A top Treasury Department official on Tuesday challenged the Department of Education and its contractors over how they handle borrowers struggling with student debt.
Pointing to the 7 million borrowers in default on their federal student loans, Sarah Bloom Raskin, deputy treasury secretary, questioned why borrowers had defaulted, given the availability of generous repayment plans that link monthly payments to incomes. For example, a borrower with no income could pay nothing, yet still remain current on student loans.
Raskin's remarks at the University of Maryland, Baltimore County -- her first public speech since joining the Treasury Department earlier this year -- suggest she may be among federal policymakers outside the Education Department who view student loan defaults largely as a consequence of poor loan servicing, rather than an outcome driven by deadbeat borrowers.
The speech also suggests that the Treasury Department may begin publicly pushing the Education Department to clean up how its loans are serviced.

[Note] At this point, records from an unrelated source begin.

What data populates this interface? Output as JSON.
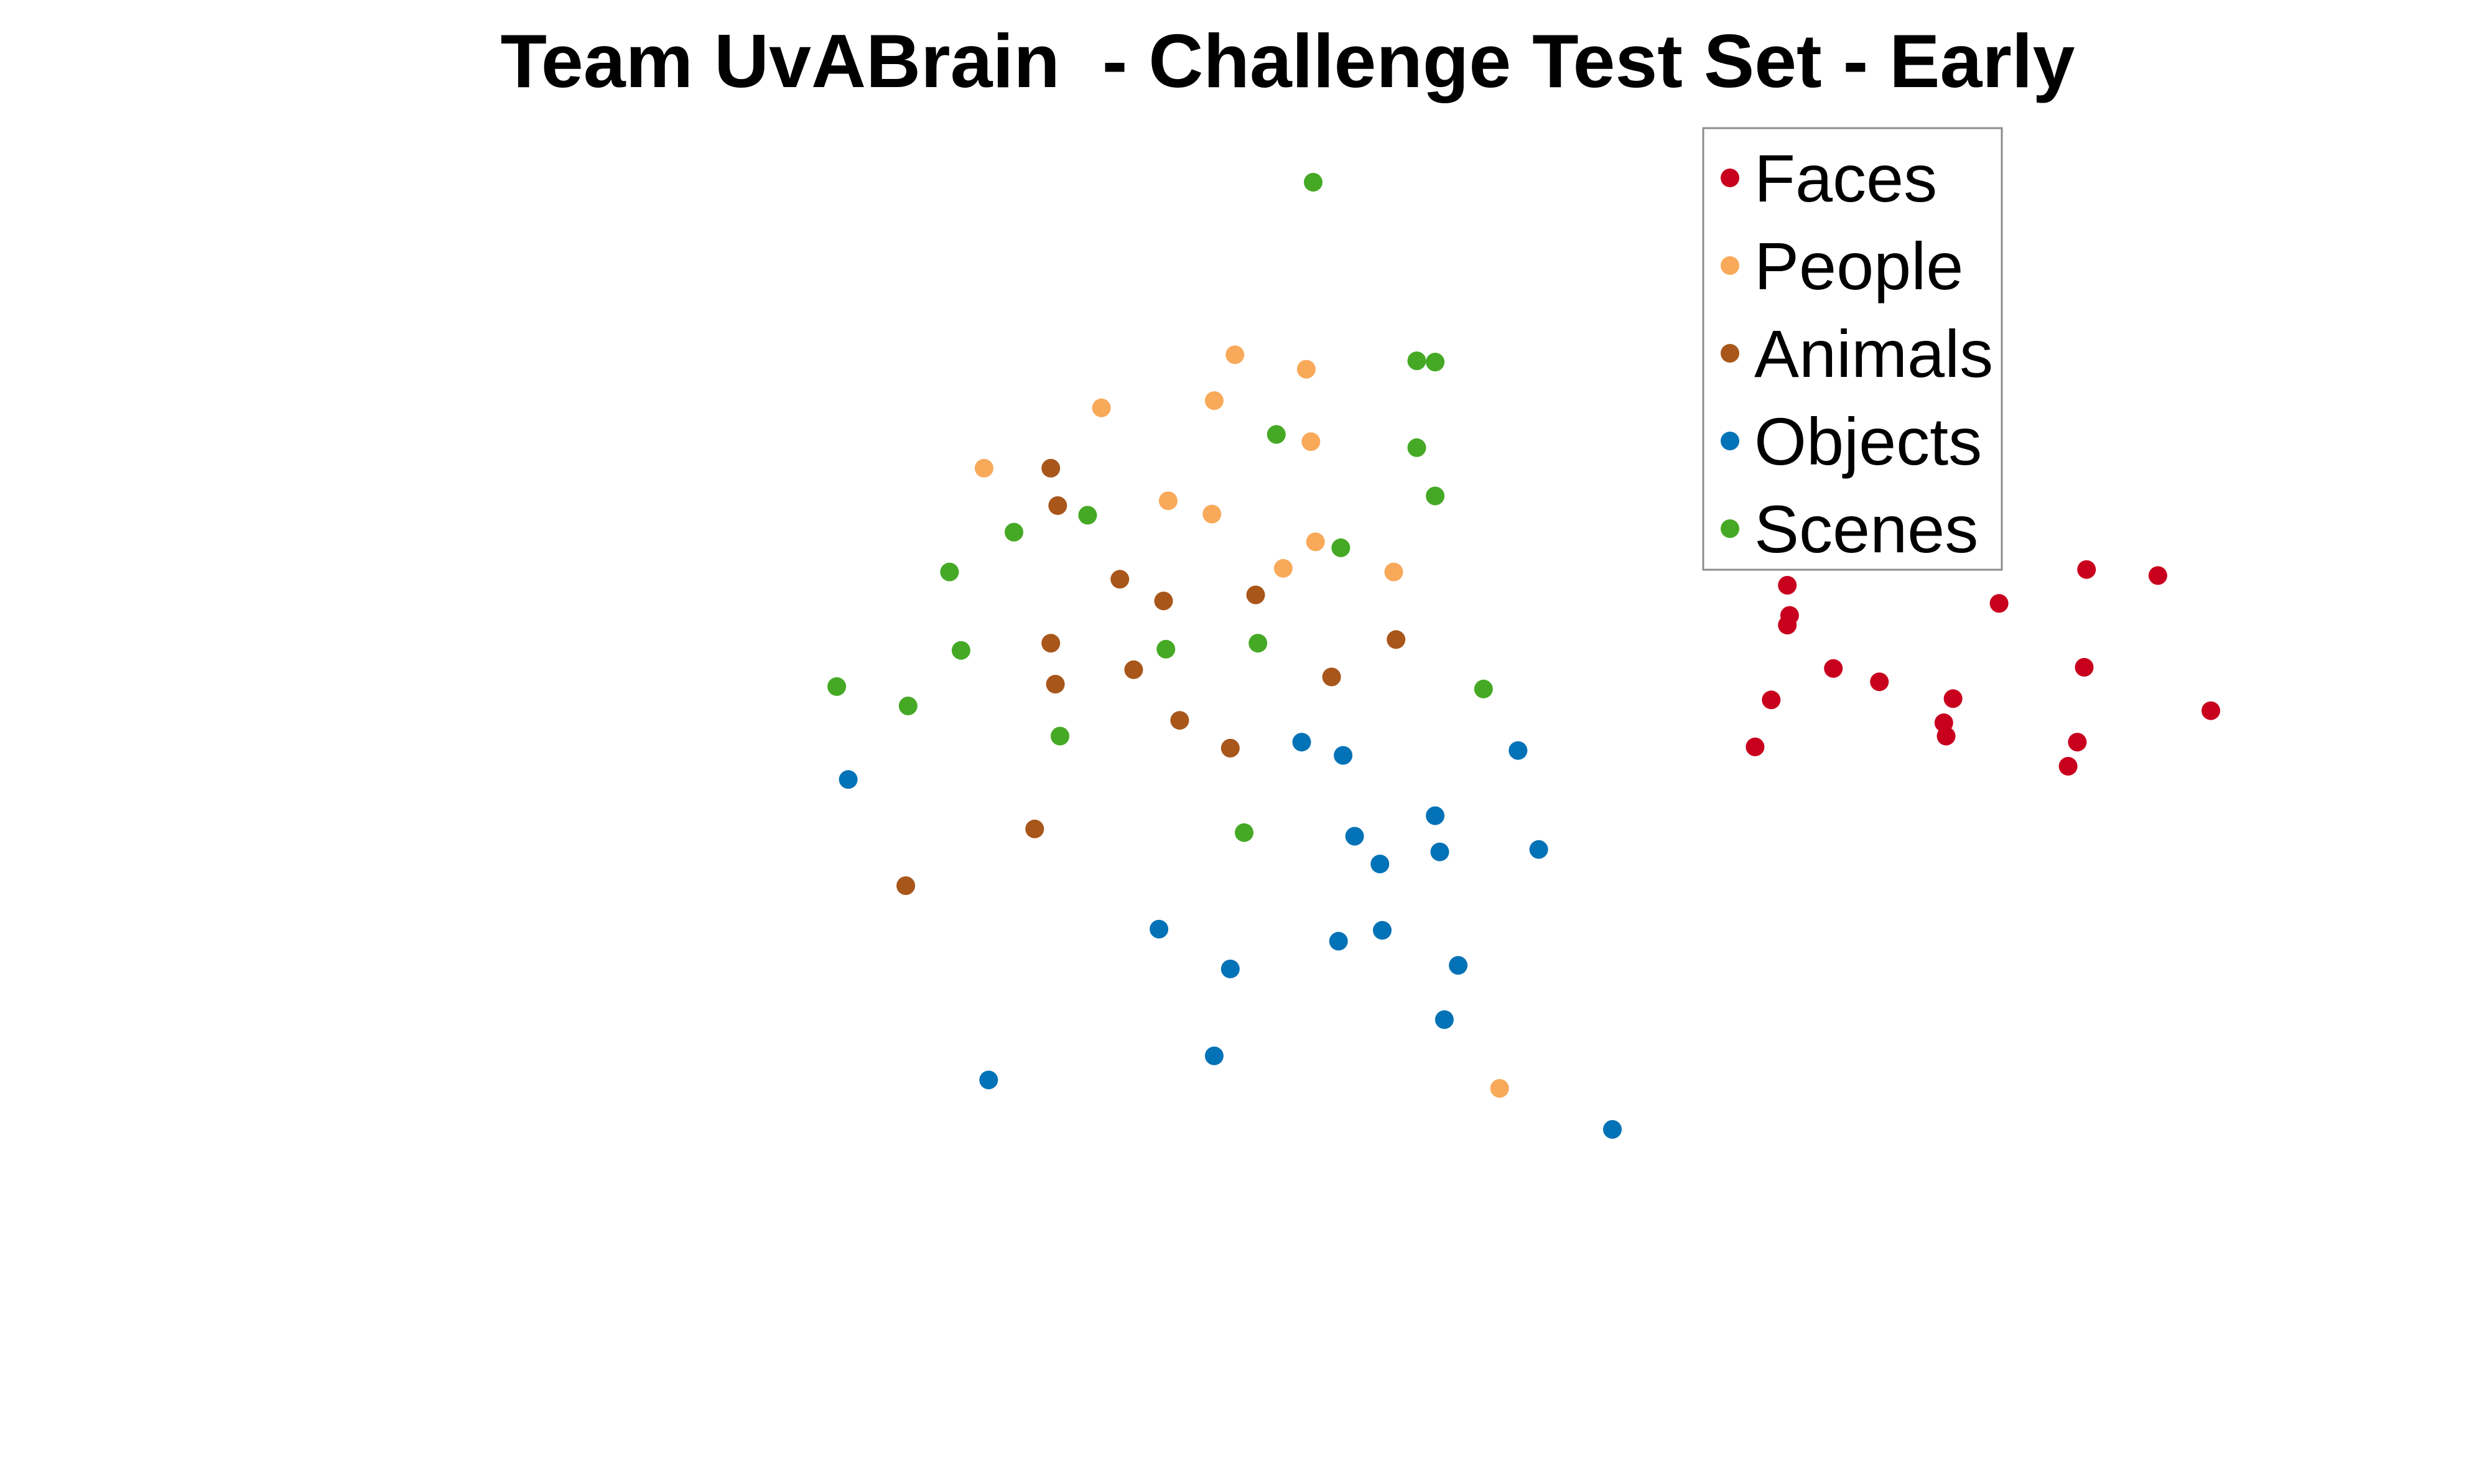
{
  "chart_data": {
    "type": "scatter",
    "title": "Team UvABrain  - Challenge Test Set - Early",
    "xlabel": "",
    "ylabel": "",
    "axes_visible": false,
    "grid": false,
    "xlim": [
      0,
      100
    ],
    "ylim": [
      0,
      100
    ],
    "legend": {
      "placement": "top-right",
      "boxed": true
    },
    "series": [
      {
        "name": "Faces",
        "color": "#c8001e",
        "points": [
          {
            "x": 80.4,
            "y": 60.2
          },
          {
            "x": 80.5,
            "y": 59.1
          },
          {
            "x": 86.6,
            "y": 72.9
          },
          {
            "x": 89.7,
            "y": 72.4
          },
          {
            "x": 73.6,
            "y": 71.6
          },
          {
            "x": 82.8,
            "y": 70.1
          },
          {
            "x": 73.7,
            "y": 69.1
          },
          {
            "x": 73.6,
            "y": 68.3
          },
          {
            "x": 75.6,
            "y": 64.7
          },
          {
            "x": 77.6,
            "y": 63.6
          },
          {
            "x": 86.5,
            "y": 64.8
          },
          {
            "x": 72.9,
            "y": 62.1
          },
          {
            "x": 92.0,
            "y": 61.2
          },
          {
            "x": 80.8,
            "y": 62.2
          },
          {
            "x": 86.2,
            "y": 58.6
          },
          {
            "x": 72.2,
            "y": 58.2
          },
          {
            "x": 85.8,
            "y": 56.6
          }
        ]
      },
      {
        "name": "People",
        "color": "#f8a95a",
        "points": [
          {
            "x": 49.6,
            "y": 90.7
          },
          {
            "x": 52.7,
            "y": 89.5
          },
          {
            "x": 43.8,
            "y": 86.3
          },
          {
            "x": 48.7,
            "y": 86.9
          },
          {
            "x": 38.7,
            "y": 81.3
          },
          {
            "x": 52.9,
            "y": 83.5
          },
          {
            "x": 46.7,
            "y": 78.6
          },
          {
            "x": 48.6,
            "y": 77.5
          },
          {
            "x": 53.1,
            "y": 75.2
          },
          {
            "x": 51.7,
            "y": 73.0
          },
          {
            "x": 56.5,
            "y": 72.7
          },
          {
            "x": 61.1,
            "y": 29.9
          }
        ]
      },
      {
        "name": "Animals",
        "color": "#a8561a",
        "points": [
          {
            "x": 41.6,
            "y": 81.3
          },
          {
            "x": 41.9,
            "y": 78.2
          },
          {
            "x": 44.6,
            "y": 72.1
          },
          {
            "x": 46.5,
            "y": 70.3
          },
          {
            "x": 50.5,
            "y": 70.8
          },
          {
            "x": 41.6,
            "y": 66.8
          },
          {
            "x": 56.6,
            "y": 67.1
          },
          {
            "x": 45.2,
            "y": 64.6
          },
          {
            "x": 53.8,
            "y": 64.0
          },
          {
            "x": 41.8,
            "y": 63.4
          },
          {
            "x": 47.2,
            "y": 60.4
          },
          {
            "x": 49.4,
            "y": 58.1
          },
          {
            "x": 40.9,
            "y": 51.4
          },
          {
            "x": 35.3,
            "y": 46.7
          }
        ]
      },
      {
        "name": "Objects",
        "color": "#0472b6",
        "points": [
          {
            "x": 52.5,
            "y": 58.6
          },
          {
            "x": 54.3,
            "y": 57.5
          },
          {
            "x": 61.9,
            "y": 57.9
          },
          {
            "x": 32.8,
            "y": 55.5
          },
          {
            "x": 58.3,
            "y": 52.5
          },
          {
            "x": 54.8,
            "y": 50.8
          },
          {
            "x": 58.5,
            "y": 49.5
          },
          {
            "x": 62.8,
            "y": 49.7
          },
          {
            "x": 55.9,
            "y": 48.5
          },
          {
            "x": 46.3,
            "y": 43.1
          },
          {
            "x": 56.0,
            "y": 43.0
          },
          {
            "x": 54.1,
            "y": 42.1
          },
          {
            "x": 49.4,
            "y": 39.8
          },
          {
            "x": 59.3,
            "y": 40.1
          },
          {
            "x": 58.7,
            "y": 35.6
          },
          {
            "x": 48.7,
            "y": 32.6
          },
          {
            "x": 38.9,
            "y": 30.6
          },
          {
            "x": 66.0,
            "y": 26.5
          }
        ]
      },
      {
        "name": "Scenes",
        "color": "#45a925",
        "points": [
          {
            "x": 53.0,
            "y": 105.0
          },
          {
            "x": 57.5,
            "y": 90.2
          },
          {
            "x": 58.3,
            "y": 90.1
          },
          {
            "x": 51.4,
            "y": 84.1
          },
          {
            "x": 57.5,
            "y": 83.0
          },
          {
            "x": 58.3,
            "y": 79.0
          },
          {
            "x": 43.2,
            "y": 77.4
          },
          {
            "x": 40.0,
            "y": 76.0
          },
          {
            "x": 54.2,
            "y": 74.7
          },
          {
            "x": 37.2,
            "y": 72.7
          },
          {
            "x": 50.6,
            "y": 66.8
          },
          {
            "x": 46.6,
            "y": 66.3
          },
          {
            "x": 37.7,
            "y": 66.2
          },
          {
            "x": 32.3,
            "y": 63.2
          },
          {
            "x": 35.4,
            "y": 61.6
          },
          {
            "x": 60.4,
            "y": 63.0
          },
          {
            "x": 42.0,
            "y": 59.1
          },
          {
            "x": 50.0,
            "y": 51.1
          }
        ]
      }
    ]
  }
}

In an email earlier this month, Dorie Nolt, Education Department spokeswoman, said, "Of the more than 40 million borrowers with outstanding student loan debt, the vast majority have not expressed any concerns about servicers."
With student loans totaling more than $1.2 trillion, Washington policymakers are growing increasingly concerned that student debt threatens to choke off U.S. economic growth as loan payments force households to delay home and auto purchases, saving for retirement and limit other forms of borrowing, investment and consumption.

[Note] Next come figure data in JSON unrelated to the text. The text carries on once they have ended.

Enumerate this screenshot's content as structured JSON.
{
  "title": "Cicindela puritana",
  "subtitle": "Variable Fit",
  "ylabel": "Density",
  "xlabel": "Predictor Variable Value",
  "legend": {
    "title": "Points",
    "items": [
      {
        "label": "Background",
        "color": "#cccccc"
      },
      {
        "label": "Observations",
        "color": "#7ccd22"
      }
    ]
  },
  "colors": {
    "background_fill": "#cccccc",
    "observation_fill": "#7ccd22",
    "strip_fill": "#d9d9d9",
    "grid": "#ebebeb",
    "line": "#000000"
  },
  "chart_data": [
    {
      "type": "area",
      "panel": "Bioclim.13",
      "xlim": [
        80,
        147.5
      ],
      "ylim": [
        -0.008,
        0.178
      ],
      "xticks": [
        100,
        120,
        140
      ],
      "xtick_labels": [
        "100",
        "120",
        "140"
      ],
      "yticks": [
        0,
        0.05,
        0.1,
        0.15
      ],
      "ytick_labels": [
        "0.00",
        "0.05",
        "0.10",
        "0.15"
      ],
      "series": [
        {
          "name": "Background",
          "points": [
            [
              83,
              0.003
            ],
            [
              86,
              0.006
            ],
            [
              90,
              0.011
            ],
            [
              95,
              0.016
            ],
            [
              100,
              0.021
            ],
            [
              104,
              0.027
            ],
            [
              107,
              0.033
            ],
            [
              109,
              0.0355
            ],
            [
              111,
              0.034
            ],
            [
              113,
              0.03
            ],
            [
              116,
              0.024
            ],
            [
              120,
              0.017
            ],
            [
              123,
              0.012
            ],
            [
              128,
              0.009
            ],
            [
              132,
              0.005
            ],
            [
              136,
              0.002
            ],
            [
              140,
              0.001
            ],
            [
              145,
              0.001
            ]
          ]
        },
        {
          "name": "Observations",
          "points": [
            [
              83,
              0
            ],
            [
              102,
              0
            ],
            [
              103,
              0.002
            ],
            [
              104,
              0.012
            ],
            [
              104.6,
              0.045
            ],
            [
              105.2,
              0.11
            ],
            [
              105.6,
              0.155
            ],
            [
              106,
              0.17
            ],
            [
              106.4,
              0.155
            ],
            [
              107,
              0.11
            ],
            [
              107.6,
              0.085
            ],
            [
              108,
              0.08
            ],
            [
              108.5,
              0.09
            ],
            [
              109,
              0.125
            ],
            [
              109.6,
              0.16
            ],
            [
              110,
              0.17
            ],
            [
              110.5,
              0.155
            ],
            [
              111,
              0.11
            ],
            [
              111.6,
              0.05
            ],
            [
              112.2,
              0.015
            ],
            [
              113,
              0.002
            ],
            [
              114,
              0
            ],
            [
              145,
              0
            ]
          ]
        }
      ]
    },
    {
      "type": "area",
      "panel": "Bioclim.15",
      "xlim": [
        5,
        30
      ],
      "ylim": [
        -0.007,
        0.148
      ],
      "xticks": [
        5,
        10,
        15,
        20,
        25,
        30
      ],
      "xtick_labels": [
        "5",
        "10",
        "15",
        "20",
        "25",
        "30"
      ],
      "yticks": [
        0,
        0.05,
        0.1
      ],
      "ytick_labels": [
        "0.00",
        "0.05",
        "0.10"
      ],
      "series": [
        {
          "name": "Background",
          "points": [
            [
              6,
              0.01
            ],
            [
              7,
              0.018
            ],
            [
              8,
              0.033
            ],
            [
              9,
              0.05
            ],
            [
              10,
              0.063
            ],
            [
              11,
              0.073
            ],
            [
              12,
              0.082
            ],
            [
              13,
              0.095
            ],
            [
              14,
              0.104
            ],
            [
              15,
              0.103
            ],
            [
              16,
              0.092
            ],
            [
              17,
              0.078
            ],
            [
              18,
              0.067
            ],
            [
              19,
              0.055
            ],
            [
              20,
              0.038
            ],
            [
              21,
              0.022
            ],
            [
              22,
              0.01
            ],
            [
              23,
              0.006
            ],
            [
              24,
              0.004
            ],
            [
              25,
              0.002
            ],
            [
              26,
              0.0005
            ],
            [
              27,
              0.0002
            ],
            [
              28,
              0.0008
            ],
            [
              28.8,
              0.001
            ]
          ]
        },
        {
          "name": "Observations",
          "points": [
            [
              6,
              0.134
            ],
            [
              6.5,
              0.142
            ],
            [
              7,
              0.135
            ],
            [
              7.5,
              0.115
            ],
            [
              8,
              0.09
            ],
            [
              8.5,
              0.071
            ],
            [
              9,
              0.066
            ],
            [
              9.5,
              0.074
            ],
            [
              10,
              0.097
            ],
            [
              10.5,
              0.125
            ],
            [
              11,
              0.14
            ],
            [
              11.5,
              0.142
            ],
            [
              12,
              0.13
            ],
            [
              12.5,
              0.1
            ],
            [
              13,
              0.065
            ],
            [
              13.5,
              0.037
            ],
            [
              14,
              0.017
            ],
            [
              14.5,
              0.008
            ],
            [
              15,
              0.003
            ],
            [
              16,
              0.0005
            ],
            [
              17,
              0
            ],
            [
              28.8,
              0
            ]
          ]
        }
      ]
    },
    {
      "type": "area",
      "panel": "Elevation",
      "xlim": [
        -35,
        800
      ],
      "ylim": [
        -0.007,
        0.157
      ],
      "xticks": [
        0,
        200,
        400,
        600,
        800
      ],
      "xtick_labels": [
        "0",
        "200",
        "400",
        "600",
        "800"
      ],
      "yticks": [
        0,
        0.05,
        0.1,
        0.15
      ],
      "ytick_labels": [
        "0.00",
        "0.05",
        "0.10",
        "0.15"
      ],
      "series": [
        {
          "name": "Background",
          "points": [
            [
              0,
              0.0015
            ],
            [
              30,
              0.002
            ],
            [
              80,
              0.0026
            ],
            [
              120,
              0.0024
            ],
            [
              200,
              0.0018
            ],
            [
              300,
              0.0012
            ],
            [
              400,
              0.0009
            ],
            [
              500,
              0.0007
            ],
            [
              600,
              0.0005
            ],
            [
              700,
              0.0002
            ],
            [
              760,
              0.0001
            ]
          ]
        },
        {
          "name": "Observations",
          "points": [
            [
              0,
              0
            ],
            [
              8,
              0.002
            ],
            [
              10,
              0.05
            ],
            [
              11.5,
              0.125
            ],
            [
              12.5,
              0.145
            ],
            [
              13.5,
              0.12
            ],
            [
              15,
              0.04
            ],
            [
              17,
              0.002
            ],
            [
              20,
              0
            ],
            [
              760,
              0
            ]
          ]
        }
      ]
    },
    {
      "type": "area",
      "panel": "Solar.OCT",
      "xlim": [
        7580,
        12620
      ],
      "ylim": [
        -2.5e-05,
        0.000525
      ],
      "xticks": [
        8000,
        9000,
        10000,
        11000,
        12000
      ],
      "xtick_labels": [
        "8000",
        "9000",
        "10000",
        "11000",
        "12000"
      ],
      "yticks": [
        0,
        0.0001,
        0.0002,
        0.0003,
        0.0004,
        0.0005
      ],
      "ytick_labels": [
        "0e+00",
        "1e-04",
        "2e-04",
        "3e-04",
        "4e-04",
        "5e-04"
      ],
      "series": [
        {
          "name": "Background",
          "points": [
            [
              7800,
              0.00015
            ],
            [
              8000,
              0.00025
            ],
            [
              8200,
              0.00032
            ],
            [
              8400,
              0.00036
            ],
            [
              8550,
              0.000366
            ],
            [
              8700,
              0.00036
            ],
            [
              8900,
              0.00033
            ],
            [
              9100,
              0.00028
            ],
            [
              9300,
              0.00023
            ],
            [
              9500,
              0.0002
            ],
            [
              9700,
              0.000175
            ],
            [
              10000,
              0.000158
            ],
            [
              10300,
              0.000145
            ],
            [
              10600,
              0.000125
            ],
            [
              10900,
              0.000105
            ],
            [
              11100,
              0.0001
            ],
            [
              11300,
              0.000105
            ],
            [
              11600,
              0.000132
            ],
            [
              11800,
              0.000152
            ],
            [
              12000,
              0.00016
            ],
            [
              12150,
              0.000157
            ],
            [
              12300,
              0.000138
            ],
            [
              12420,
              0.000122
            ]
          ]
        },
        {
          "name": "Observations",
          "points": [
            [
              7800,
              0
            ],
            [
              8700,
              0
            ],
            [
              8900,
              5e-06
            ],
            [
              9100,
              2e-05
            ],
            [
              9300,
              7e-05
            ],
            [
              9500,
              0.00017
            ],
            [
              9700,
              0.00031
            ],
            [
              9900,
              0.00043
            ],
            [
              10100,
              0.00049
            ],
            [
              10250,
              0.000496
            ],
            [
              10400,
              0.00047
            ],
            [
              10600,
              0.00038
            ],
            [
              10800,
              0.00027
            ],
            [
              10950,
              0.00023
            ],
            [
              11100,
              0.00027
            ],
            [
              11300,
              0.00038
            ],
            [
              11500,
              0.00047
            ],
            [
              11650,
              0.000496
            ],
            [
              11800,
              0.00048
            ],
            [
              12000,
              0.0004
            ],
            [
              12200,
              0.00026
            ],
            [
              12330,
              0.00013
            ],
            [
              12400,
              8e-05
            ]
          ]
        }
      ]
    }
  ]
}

How companies service student loans -- or interact with borrowers, collect their payments and counsel them on the best repayment plans for their budgets -- has become a hot topic among policymakers and regulators looking to avoid a student debt-driven economic malaise.
The Consumer Financial Protection Bureau has criticized student loan companies for the way they interact with borrowers. Sallie Mae, the nation's largest student loan company, faces investigations by at least three federal agencies and a half-dozen state attorneys general.
Education Department data made public on Tuesday showing a slight uptick in borrowers not making regular payments on their federal student loans underscored potential problems in student loan servicing.
About 41 percent of borrowers who had been expected to be paying back their loans are either delaying payments or have defaulted as of March 31. That compares with 39 percent as of June 30. The figures exclude borrowers still in school who have never made payments and those just six months out of school.
Student advocates have said that loan servicers are more likely to put struggling borrowers into plans that simply postpone payments, known as deferment or forbearance, rather than work to get them into plans that cap their payments relative to their incomes, such as Income-Based Repayment and Pay As You Earn. Education Department data show a recent increase in enrollment in income-linked plans, however.
Nearly 90 percent of outstanding student loans, or $1.1 trillion, are backed by the federal government. The Education Department pays a small group of financial institutions to collect payments on that debt, and prescribes rules on how the debt should be recouped.
Education Department representatives did not respond to a request for comment.
In her speech, Raskin said that the federal government, as a lender, should be evaluating student loan servicers to make sure they know "immediately" when a borrower is in trouble and are "ready to offer that borrower a repayment program that gives him or her the best chance of successfully repaying their loans."
"All borrowers should be able to rely on a system in which the servicer, the university, and the government provide information and resources to help borrowers manage their loans successfully," Raskin said. "This is critical to ensuring that taxpayers recoup their investment and that borrowers can make the most of their education without being sidetracked by the consequences of delinquency or default."
That approach contrasts with the current system, in which the Education Department largely uses surveys and limited data to grade servicer performance.
"We have a world-class higher education system that is the envy of people living on every continent. Our system of financial aid and federal student lending should be world-class and world-famous as well," Raskin said.
Raskin, the Treasury Department's second-ranking official, also subtly chided the federal government for its lack of data on its own vast portfolio of student loans.
Economists, policymakers and regulators at the Treasury Department, Federal Reserve and CFPB have long complained about the lack of data on the government's student loan portfolio. While federal banking regulators make public detailed information on home mortgage delinquencies it is impossible for the public to determine the percentage of federal student loans that are delinquent.
The Education Department discloses the number of borrowers in different repayment plans and some default data, but little else.
Improving how student loans are serviced requires "that we have sufficient data and information to assist troubled borrowers," Raskin said. "If we can understand the patterns that lead to delinquency and default, we may be able to predict and even preempt such outcomes to the benefit of borrowers, taxpayers, and economic growth."
She added, "We have an obligation to work across agencies, with servicers, and with schools to inform and protect borrowers’ best interests."